The Weyl Equidistribution Theorem states that the following are equivalent: 1. For any $f \in L^{1}([0,1])$ and sequence $\{ u_{k} \}_{k \geq 1}$ on $[0,1]$, \begin{eqnarray} \lim_{n \to \infty} \frac{1}{n} \sum_{k = 1}^{n} f( u_{k} ) = \int_{0}^{1} f(x) \, dx. \end{eqnarray} 2. The sequence $\{ u_{k} \}_{k \geq 1}$ is uniformly distributed modulo 1, i.e., equidistributed on $[0,1]$.
For fixed real $b, t > 0$, how does one compute the following limit? \begin{eqnarray} \lim_{a \to \infty} \tfrac{1}{a t} \sum_{i = 1}^{at} \lbrace b ( t - \tfrac{i}{a} ) \rbrace \end{eqnarray} where $\lbrace \cdot \rbrace$ denotes the fractional part function. It is known that the sequence of fractional parts of the integral multiples of the irrational $\alpha$, i.e., $\{ \{ k \alpha \} \}_{k \geq 1}$, is equidistributed on $[0,1]$. I'm not sure how to work with the fractional part in the sum above.

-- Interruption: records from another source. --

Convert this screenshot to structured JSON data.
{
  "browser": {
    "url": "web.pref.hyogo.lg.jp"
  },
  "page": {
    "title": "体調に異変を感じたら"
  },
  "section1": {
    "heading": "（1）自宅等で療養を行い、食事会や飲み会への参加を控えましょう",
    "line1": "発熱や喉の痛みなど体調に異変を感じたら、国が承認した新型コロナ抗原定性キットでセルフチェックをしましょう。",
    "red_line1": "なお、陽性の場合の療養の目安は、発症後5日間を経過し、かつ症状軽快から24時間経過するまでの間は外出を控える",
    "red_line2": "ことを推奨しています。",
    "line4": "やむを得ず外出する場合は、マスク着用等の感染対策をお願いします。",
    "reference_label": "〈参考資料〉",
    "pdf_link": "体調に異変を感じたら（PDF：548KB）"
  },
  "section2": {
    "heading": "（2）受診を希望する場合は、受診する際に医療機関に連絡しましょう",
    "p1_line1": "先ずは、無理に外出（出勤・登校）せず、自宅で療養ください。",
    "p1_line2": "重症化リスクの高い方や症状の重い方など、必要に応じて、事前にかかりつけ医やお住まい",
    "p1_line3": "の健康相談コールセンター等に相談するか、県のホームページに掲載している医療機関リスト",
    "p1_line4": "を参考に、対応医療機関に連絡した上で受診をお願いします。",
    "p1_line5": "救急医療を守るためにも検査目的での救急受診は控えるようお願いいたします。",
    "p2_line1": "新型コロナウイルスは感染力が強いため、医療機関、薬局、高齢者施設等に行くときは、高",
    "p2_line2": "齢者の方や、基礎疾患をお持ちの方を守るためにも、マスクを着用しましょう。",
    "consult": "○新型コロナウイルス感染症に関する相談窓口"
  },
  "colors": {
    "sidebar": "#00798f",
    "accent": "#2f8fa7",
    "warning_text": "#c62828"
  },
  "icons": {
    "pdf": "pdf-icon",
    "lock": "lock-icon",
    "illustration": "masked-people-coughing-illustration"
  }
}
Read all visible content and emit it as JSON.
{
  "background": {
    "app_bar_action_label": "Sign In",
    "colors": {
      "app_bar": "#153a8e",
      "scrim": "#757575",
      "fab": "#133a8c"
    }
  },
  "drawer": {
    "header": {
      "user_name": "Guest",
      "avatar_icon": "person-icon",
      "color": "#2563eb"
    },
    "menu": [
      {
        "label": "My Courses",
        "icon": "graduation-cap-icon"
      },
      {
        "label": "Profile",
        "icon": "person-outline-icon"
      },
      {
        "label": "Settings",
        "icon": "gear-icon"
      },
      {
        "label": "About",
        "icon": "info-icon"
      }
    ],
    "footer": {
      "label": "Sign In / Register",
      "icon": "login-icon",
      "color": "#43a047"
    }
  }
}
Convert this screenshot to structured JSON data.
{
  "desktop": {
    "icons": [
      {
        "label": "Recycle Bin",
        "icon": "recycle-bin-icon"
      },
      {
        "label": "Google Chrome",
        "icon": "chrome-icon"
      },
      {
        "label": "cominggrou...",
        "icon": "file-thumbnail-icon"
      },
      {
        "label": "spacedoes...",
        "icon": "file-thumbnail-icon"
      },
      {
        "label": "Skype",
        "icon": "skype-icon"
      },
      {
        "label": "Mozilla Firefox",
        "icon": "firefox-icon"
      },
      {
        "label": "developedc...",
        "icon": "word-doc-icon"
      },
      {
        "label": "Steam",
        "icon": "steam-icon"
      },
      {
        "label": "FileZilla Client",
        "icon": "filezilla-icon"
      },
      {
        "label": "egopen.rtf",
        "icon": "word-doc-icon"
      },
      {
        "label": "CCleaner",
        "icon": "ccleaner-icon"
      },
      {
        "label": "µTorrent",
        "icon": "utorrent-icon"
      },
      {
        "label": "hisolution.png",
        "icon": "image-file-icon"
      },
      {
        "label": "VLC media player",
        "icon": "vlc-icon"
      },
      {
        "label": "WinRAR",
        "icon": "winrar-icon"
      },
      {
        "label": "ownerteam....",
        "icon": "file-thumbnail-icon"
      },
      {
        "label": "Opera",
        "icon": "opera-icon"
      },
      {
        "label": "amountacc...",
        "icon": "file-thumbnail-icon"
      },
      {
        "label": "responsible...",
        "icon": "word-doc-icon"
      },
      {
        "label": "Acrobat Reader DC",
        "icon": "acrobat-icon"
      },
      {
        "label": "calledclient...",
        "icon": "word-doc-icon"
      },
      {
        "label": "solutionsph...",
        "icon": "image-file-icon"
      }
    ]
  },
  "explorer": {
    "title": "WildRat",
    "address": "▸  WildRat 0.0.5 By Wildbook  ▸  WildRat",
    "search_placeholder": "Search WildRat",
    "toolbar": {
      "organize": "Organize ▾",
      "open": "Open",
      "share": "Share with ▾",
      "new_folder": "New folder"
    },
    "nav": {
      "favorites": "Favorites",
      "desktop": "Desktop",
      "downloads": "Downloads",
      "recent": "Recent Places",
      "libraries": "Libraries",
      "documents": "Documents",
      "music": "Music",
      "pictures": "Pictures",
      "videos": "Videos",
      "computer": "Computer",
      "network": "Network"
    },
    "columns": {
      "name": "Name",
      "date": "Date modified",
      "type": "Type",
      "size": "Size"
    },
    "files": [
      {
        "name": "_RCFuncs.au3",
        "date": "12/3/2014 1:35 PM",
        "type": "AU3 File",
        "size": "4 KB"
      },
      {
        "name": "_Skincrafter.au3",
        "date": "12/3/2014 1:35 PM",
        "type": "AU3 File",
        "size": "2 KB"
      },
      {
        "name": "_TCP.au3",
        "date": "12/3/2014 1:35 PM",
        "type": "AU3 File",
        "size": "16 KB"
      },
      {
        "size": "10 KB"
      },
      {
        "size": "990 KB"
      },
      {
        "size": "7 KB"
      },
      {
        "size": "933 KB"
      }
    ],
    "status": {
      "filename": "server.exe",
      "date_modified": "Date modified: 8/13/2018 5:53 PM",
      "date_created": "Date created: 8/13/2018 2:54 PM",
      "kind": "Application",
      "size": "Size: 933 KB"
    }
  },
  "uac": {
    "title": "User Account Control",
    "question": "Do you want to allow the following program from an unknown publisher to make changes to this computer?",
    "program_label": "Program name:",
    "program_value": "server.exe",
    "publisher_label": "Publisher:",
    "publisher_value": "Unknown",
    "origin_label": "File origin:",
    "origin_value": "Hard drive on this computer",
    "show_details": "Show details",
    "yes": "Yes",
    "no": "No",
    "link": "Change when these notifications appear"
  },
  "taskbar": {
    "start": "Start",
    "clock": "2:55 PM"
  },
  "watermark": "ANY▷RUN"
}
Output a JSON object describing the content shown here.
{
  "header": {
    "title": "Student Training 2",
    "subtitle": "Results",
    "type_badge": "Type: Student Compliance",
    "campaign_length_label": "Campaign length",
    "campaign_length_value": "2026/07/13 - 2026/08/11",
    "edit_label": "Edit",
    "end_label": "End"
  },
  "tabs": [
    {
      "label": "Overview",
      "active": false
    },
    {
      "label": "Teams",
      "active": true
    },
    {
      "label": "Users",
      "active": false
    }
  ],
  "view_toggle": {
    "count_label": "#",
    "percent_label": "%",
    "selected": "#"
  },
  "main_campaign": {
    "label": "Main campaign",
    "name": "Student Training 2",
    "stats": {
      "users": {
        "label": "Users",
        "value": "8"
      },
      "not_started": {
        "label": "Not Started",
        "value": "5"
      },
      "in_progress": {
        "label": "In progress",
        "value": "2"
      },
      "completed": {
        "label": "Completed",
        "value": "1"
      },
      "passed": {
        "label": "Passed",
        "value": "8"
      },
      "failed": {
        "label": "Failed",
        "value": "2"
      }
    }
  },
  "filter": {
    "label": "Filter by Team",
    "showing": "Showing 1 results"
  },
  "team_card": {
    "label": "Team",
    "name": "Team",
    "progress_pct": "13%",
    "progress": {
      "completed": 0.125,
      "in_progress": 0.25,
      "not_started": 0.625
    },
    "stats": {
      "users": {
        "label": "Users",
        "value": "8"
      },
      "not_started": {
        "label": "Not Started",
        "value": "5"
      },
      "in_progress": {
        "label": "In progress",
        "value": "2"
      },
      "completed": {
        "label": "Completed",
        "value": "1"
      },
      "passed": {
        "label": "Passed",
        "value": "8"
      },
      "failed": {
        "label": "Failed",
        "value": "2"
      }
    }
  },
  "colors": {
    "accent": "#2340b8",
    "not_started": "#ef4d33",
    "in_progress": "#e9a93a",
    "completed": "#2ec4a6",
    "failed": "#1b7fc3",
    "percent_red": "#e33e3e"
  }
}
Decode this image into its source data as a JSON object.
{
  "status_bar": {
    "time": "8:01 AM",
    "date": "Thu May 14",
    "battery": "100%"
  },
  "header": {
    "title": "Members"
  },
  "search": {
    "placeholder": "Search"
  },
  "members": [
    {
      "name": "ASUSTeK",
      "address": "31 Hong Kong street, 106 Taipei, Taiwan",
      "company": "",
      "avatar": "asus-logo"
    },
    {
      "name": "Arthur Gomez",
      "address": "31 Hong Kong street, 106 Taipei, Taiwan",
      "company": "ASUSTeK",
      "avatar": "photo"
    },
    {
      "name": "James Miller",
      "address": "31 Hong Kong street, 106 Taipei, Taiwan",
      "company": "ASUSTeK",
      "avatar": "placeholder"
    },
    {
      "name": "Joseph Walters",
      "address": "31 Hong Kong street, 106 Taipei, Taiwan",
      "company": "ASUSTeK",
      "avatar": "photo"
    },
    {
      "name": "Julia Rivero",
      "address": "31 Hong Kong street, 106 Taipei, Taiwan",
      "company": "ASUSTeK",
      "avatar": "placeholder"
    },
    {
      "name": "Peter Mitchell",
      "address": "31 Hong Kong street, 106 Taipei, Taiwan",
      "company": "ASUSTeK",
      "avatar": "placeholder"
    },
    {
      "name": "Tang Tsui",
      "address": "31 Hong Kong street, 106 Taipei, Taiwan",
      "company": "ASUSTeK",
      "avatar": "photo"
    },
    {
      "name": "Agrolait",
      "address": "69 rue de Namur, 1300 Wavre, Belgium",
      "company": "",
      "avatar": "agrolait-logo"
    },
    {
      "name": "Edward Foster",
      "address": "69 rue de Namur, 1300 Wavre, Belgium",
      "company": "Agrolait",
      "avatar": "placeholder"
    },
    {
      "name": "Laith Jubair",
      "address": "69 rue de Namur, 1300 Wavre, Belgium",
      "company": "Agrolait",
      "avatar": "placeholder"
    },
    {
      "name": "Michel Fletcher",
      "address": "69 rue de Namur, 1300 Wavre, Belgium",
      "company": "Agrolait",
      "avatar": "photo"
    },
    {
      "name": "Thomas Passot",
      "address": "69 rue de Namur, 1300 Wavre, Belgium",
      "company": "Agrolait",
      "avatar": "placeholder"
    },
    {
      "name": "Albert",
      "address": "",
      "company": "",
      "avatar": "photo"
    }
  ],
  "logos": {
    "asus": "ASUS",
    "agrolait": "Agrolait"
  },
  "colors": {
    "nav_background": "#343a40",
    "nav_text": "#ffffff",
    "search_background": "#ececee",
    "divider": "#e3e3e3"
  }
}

Update: For fixed real $a, b > 0$, how does one compute the following limit? \begin{eqnarray} \lim_{t \to \infty} \tfrac{1}{a t} \sum_{i = 1}^{at} \lbrace b ( t - \tfrac{i}{a} ) \rbrace \end{eqnarray} Unfortunately, the Riemann summation trick doesn't work in this case. (I believe the answer is $\frac{1}{2}$ in the general case, and I think it follows from the above theorem and the average value of $\{ \cdot \}$ on $[0,1]$. However, if $a$ divides $b$, then the limit is $0$.)
Thanks!